Ancillary Mercy is the third and final novel in Ann Leckie’s award-winning Imperial Radch series. The books are about the adventures of Breq an Ancillary who was connected to a ship that was destroyed. An Ancillary is a human who has been turned into an AI and has their consciousness connected to a ship. They can access its data and see and hear what all other ancillaries are experiencing. They will do whatever the ship’s captain commands them to do.

The third novel starts where the second novel finished. Breq is still the nominated fleet commander of the Athoek system and is located on its space station. She is trying to fix the station’s under-garden area, which was damaged in the previous novel, as well as fix the station’s complex politics. She has to deal with the agendas of an uncooperative system governor and power-hungry religious leader.

Her attempts at fixing the station are interrupted when an envoy from the all-conquering Presger arrives to survey humans and to see whether they have broken the “treaty” between the two races. The envoy’s arrival is then complicated by unknown warships appearing in the system.

This novel is about Breq’s attempt to create a more merciful local system where even AIs, like the Ancillaries that run the ships and the station, get to decide their own fates. She wants them to have the choices that she now has as an ancillary severed from her destroyed ship. She also wants the indigenous population of Athoek to control their future.

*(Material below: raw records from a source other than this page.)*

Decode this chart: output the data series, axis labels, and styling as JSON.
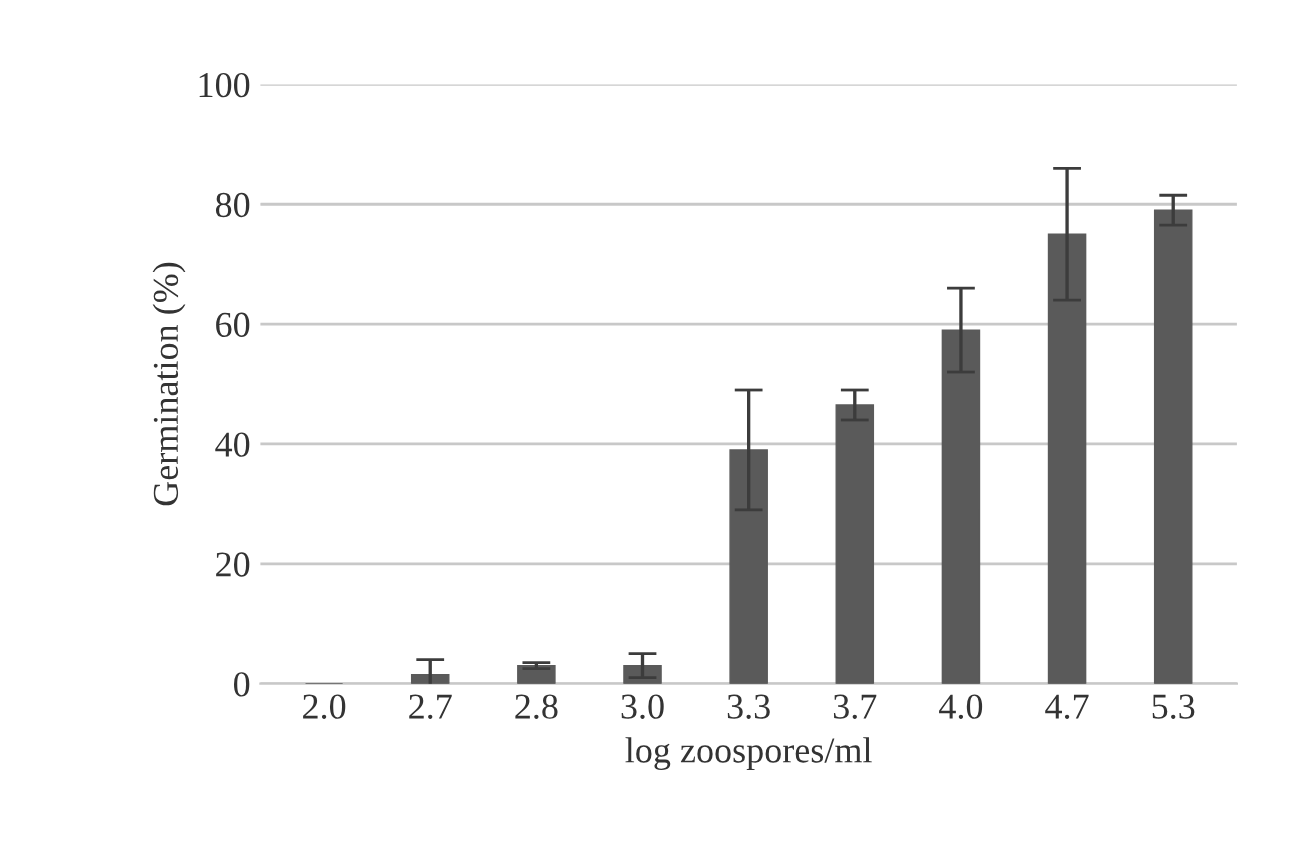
{
  "chart_data": {
    "type": "bar",
    "xlabel": "log zoospores/ml",
    "ylabel": "Germination (%)",
    "categories": [
      "2.0",
      "2.7",
      "2.8",
      "3.0",
      "3.3",
      "3.7",
      "4.0",
      "4.7",
      "5.3"
    ],
    "values": [
      0,
      1.5,
      3,
      3,
      39,
      46.5,
      59,
      75,
      79
    ],
    "errors": [
      null,
      2.5,
      0.5,
      2,
      10,
      2.5,
      7,
      11,
      2.5
    ],
    "color": "#5a5a5a",
    "ylim": [
      0,
      100
    ],
    "yticks": [
      0,
      20,
      40,
      60,
      80,
      100
    ],
    "grid": "y"
  }
}
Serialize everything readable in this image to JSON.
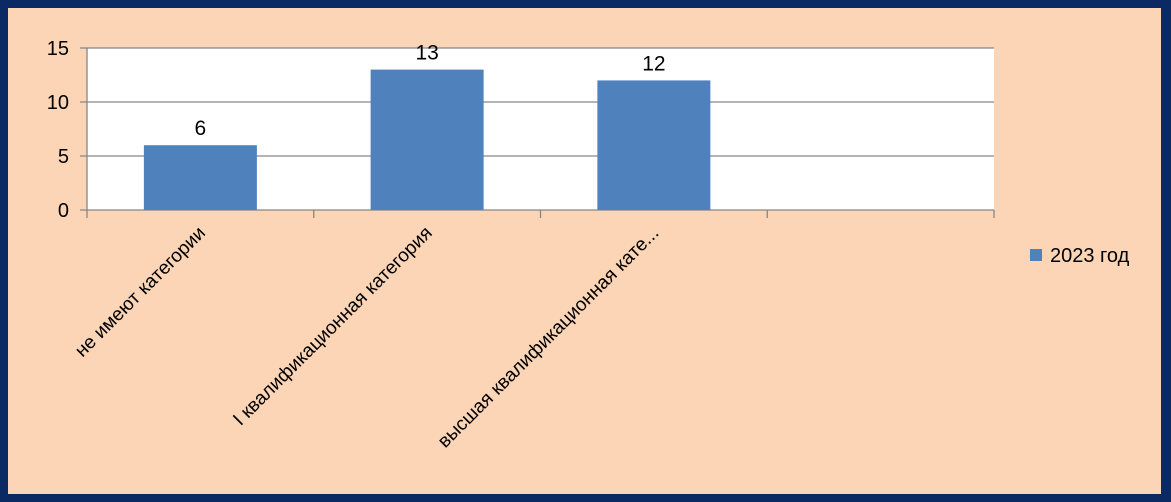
{
  "chart_data": {
    "type": "bar",
    "categories": [
      "не имеют категории",
      "I квалификационная категория",
      "высшая квалификационная кате...",
      ""
    ],
    "series": [
      {
        "name": "2023 год",
        "values": [
          6,
          13,
          12,
          null
        ],
        "color": "#4f81bd"
      }
    ],
    "data_labels": [
      "6",
      "13",
      "12"
    ],
    "ylim": [
      0,
      15
    ],
    "yticks": [
      0,
      5,
      10,
      15
    ],
    "grid": true,
    "legend_position": "right",
    "plot_background": "#ffffff",
    "chart_background": "#fbd5b5",
    "border_color": "#0b2a63"
  }
}
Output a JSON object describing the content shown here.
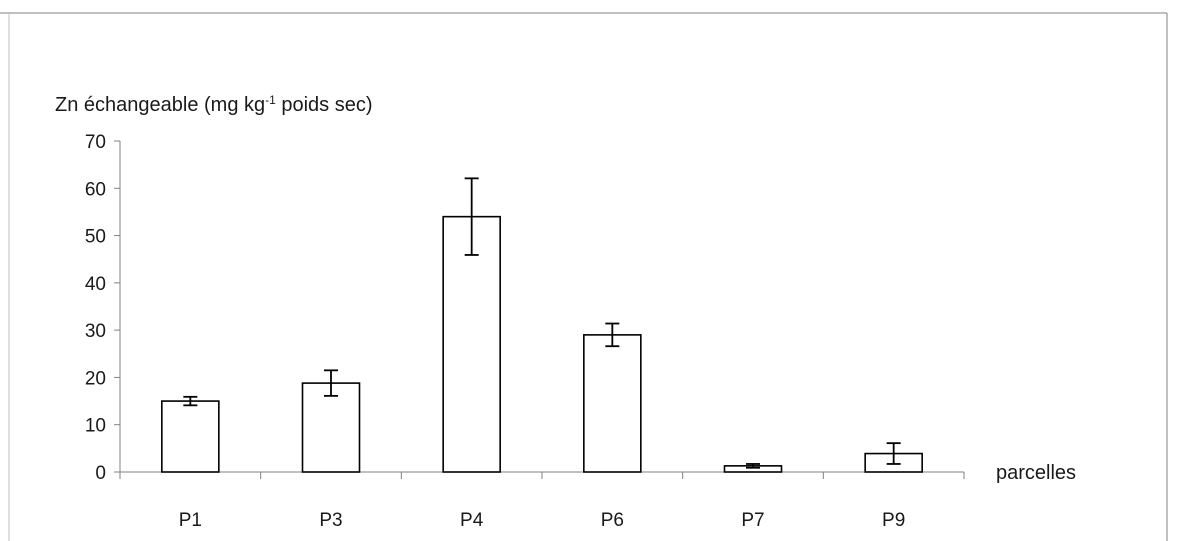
{
  "chart_data": {
    "type": "bar",
    "title": "",
    "ylabel": {
      "main": "Zn échangeable (mg  kg",
      "superscript": "-1",
      "suffix": " poids sec)"
    },
    "xlabel": "parcelles",
    "categories": [
      "P1",
      "P3",
      "P4",
      "P6",
      "P7",
      "P9"
    ],
    "series": [
      {
        "values": [
          15,
          18.8,
          54,
          29,
          1.3,
          3.9
        ],
        "errors": [
          0.9,
          2.7,
          8.1,
          2.4,
          0.4,
          2.2
        ]
      }
    ],
    "ylim": [
      0,
      70
    ],
    "yticks": [
      0,
      10,
      20,
      30,
      40,
      50,
      60,
      70
    ],
    "grid": false,
    "legend": "none",
    "colors": {
      "bar_fill": "#ffffff",
      "bar_stroke": "#000000",
      "axis": "#808080",
      "frame": "#808080"
    }
  }
}
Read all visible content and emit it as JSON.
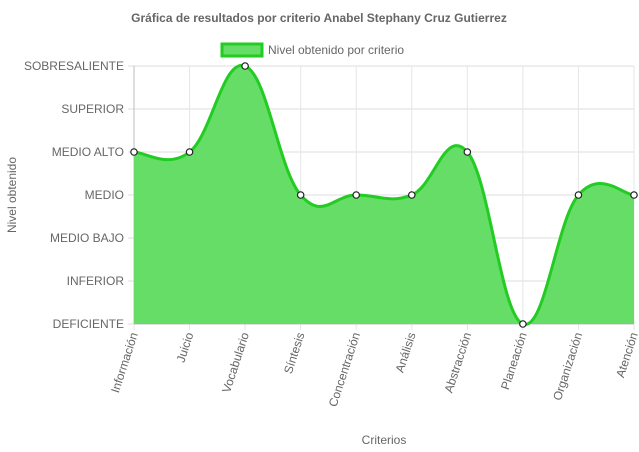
{
  "chart_data": {
    "type": "area",
    "title": "Gráfica de resultados por criterio Anabel Stephany Cruz Gutierrez",
    "xlabel": "Criterios",
    "ylabel": "Nivel obtenido",
    "y_levels": [
      "DEFICIENTE",
      "INFERIOR",
      "MEDIO BAJO",
      "MEDIO",
      "MEDIO ALTO",
      "SUPERIOR",
      "SOBRESALIENTE"
    ],
    "categories": [
      "Información",
      "Juicio",
      "Vocabulario",
      "Síntesis",
      "Concentración",
      "Análisis",
      "Abstracción",
      "Planeación",
      "Organización",
      "Atención"
    ],
    "series": [
      {
        "name": "Nivel obtenido por criterio",
        "values": [
          "MEDIO ALTO",
          "MEDIO ALTO",
          "SOBRESALIENTE",
          "MEDIO",
          "MEDIO",
          "MEDIO",
          "MEDIO ALTO",
          "DEFICIENTE",
          "MEDIO",
          "MEDIO"
        ],
        "fill_color": "#66dd66",
        "line_color": "#22cc22"
      }
    ],
    "grid": true,
    "legend_position": "top"
  }
}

One of the most intriguing features of the novels is that Breq cannot differentiate between female and male, so she refers to every character as “she”, which creates a viewpoint character who does not bring gender into the power dynamics between the characters she deals with. Leckie leaves it to the reader to add genders to characters if they want to.

I very much enjoyed this novel as it attempted to bring the series to a conclusion, but there were still plenty of loose ends for a fourth novel to explore. It’s probably not as good as the first two novels, as the first was huge on world-building, and the second was more about Breq attempting to redefine herself, but still it is an excellent read.